Hazon, a New York-based nonprofit, pioneered the idea two summers ago with its Tuv Ha’aretz program. This growing season, five synagogues and Jewish community centers in New York, New Jersey, Washington and Texas contracted with local farmers for all or a significant part of their harvest, giving the farmers financial support while encouraging their own members to eat locally grown, organic produce. Five more cities will be added to the program next year.

“We want to reframe the question of kashrut, not to abandon it, but to ask what it means to keep kosher in the 21st century,” project coordinator Leah Koenig says. “Is it kosher to eat food sprayed with chemicals? Is it kosher to eat eggs from chickens kept in tiny, cramped cages?”

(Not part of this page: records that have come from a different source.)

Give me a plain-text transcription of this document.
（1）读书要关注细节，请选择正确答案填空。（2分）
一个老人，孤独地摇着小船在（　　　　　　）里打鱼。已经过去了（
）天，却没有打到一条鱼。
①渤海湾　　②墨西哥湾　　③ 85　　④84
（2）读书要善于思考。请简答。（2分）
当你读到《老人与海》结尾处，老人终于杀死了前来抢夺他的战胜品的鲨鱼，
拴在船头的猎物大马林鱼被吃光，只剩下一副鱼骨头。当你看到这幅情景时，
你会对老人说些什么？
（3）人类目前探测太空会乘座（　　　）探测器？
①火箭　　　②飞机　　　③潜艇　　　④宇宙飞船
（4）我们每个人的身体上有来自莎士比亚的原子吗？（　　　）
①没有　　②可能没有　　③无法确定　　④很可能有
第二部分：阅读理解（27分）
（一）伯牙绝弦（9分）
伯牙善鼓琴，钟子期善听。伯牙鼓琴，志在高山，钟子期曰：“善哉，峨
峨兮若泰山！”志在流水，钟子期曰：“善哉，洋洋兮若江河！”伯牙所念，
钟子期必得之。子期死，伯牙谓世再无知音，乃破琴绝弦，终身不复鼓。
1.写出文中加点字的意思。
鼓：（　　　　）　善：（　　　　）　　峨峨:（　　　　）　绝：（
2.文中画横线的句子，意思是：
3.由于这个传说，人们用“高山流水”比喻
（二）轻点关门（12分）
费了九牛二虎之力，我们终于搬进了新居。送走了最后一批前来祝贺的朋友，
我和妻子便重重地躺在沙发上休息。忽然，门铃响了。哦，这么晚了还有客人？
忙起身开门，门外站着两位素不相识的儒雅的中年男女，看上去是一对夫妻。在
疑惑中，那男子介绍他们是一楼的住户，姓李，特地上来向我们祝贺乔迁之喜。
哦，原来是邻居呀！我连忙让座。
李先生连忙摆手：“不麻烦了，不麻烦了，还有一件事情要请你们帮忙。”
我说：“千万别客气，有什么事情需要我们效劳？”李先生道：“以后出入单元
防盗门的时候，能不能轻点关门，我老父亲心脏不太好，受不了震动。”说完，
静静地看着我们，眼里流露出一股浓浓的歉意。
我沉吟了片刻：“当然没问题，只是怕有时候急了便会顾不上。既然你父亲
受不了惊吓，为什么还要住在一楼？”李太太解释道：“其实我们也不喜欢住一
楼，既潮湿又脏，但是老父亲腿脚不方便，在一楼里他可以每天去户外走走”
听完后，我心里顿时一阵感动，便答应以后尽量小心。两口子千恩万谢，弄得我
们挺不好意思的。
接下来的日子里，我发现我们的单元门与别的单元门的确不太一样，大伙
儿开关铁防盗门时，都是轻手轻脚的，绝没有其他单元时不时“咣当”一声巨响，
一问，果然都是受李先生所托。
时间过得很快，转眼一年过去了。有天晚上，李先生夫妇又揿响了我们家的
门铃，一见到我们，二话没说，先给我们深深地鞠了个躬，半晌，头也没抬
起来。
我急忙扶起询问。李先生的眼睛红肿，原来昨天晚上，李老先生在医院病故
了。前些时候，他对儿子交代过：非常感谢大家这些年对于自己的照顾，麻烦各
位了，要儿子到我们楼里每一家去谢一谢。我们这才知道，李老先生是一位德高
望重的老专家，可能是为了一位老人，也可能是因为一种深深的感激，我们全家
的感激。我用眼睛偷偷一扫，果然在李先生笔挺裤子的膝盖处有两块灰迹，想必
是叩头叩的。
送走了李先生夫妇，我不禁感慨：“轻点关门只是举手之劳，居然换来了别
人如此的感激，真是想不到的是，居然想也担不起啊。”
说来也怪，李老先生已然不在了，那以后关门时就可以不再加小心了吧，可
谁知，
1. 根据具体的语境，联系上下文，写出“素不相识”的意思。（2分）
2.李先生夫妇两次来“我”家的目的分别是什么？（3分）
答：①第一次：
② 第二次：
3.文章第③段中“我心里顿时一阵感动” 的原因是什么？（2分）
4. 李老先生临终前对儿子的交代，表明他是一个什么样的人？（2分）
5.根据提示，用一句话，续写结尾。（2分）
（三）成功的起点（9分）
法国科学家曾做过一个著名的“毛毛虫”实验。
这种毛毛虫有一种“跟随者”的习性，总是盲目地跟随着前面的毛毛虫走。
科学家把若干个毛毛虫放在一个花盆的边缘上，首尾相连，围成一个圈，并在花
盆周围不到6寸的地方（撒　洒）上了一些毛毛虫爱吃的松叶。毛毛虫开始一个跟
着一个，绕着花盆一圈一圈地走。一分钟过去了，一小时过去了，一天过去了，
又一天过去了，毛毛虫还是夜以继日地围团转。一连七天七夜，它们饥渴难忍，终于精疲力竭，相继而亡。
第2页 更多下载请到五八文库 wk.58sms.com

There has been “a groundswell of energy” these past two years in the field of eco-kashrut, Manela says.

“People realize it’s a way of supporting Israel and ourselves, to not be energy-dependent. The halachah is right there: Don’t reap the corners of your field, share your harvest. In Judaism you create social justice by the way you take care of the earth. This is kashrut in a big way.”

Not everyone is buying in, however.

“The Orthodox Union has had this discussion, in terms of animal welfare and healthful foods,” but ultimately decided that its mandate is simply to provide certification of what’s kosher according to halachah, not decide what’s “healthy” or “ethical” food, says Rabbi Menachem Genack, head of the organization’s kashrut division.